Timbo Smash

Read it, Smash it!

Still smashing the AWS ML Ops Cert

OK in the spirit of ML, I SMASHED jotted down some current notes and used Claude this time to take my notes and make a good write up:

As an experienced AWS professional going through the AWS ML Ops certification training, I’ve noticed that some of the content feels outdated and doesn’t align with the latest AWS changes, particularly regarding services like AWS Glue. The initial half of the training has primarily focused on data-related concepts, which is unsurprising given the nature of machine learning.

The training covers various topics, including data classification, different approaches to Extract, Transform, and Load (ETL) operations, and assessing whether a problem truly requires the application of artificial intelligence (AI) or could be solved programmatically using languages like Python. While the information provided on data structuring and preparation for machine learning is valuable and still relevant, it’s worth noting that as an AWS veteran, you may not necessarily utilize many of the specific tools mentioned in the certification material within your day-to-day AWS operations.

The training delves into the intricacies of data and how it needs to be structured and prepared for machine learning models.

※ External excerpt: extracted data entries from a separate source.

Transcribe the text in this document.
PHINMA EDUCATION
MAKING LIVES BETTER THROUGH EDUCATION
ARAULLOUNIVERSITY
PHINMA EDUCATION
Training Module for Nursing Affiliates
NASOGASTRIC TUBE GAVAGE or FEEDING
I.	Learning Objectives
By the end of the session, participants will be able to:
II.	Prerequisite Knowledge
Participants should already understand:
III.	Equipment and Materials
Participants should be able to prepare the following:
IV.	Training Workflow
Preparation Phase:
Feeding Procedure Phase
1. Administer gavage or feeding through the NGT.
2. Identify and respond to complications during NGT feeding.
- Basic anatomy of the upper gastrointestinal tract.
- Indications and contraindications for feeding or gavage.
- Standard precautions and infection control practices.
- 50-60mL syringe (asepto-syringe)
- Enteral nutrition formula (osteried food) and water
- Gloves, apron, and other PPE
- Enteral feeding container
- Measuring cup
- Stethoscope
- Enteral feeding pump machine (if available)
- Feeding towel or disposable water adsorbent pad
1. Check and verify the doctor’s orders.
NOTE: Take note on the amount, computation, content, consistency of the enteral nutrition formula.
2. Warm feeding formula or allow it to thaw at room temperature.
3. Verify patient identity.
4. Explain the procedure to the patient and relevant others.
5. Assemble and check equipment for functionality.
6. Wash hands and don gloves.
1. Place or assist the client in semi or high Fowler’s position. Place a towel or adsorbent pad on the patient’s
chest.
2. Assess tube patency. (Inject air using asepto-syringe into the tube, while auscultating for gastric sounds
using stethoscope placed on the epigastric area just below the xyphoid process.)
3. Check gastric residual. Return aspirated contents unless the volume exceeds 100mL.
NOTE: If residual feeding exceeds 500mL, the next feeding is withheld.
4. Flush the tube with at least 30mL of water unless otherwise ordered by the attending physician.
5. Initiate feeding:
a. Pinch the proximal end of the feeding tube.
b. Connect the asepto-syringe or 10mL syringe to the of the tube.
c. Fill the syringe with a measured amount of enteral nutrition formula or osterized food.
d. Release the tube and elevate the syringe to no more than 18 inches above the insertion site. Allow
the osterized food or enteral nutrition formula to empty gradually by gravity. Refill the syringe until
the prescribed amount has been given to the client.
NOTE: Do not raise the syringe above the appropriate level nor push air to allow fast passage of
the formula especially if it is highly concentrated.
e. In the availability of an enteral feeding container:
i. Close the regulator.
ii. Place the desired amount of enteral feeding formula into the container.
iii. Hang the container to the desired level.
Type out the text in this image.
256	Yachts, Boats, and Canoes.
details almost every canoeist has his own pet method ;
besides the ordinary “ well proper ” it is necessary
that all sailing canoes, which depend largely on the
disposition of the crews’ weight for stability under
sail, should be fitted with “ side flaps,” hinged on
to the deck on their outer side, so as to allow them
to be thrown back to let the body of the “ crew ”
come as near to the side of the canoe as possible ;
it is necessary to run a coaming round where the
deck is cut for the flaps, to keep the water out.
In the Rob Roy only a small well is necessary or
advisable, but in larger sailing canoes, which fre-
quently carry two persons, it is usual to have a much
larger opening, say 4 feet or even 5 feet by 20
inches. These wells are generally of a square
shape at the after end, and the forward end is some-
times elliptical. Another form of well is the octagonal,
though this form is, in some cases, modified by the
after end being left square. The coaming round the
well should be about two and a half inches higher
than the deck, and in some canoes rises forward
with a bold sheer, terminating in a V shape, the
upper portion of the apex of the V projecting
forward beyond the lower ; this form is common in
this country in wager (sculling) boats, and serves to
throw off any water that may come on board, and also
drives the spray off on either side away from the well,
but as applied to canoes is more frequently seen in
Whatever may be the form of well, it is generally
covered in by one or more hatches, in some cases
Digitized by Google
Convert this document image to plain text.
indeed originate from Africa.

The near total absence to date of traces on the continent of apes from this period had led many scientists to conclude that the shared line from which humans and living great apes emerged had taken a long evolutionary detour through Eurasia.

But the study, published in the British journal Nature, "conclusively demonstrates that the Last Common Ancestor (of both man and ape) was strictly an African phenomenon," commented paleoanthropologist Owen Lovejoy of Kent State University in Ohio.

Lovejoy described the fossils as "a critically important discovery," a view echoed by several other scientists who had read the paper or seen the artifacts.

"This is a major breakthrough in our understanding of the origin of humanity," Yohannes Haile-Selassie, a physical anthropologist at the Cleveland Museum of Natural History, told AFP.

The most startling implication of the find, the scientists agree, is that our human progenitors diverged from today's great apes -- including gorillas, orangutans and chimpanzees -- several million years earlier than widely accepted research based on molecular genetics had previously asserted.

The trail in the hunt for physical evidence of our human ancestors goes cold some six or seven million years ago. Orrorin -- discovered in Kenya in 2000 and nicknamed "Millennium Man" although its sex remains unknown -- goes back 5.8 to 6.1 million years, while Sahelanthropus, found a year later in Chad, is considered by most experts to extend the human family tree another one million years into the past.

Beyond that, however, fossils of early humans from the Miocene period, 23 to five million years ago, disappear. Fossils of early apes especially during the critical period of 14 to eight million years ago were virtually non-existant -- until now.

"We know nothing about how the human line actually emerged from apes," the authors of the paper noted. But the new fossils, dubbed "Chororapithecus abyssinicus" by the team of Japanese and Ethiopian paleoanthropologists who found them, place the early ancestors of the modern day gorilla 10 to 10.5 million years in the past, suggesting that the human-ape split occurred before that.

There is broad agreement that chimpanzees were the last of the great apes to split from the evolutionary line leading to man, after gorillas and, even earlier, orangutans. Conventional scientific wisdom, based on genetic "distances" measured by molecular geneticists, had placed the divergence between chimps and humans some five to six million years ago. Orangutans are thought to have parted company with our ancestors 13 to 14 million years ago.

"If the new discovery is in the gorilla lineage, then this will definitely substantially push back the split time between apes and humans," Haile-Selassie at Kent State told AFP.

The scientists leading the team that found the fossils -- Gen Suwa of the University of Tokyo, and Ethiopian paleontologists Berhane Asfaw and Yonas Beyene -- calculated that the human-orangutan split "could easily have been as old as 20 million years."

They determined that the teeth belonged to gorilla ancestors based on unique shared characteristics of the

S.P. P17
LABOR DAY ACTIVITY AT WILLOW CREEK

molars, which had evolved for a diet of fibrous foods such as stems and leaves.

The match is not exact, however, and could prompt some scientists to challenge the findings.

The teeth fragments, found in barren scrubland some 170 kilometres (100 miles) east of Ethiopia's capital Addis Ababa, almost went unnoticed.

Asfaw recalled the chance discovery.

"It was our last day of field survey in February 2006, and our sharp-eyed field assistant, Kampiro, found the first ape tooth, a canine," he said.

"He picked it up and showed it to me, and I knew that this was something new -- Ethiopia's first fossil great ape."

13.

This knowledge is undoubtedly useful and applicable, even as AWS services and tooling continue to evolve. However, it’s essential to recognize that the certification content may not always reflect the most up-to-date changes and advancements within the AWS ecosystem.

Overall, while the AWS ML Ops certification training provides a solid foundation in data-related concepts and machine learning principles, it’s crucial to supplement this knowledge with hands-on experience, staying updated on the latest AWS service releases, and exploring alternative resources to ensure alignment with the most recent developments in the AWS ecosystem.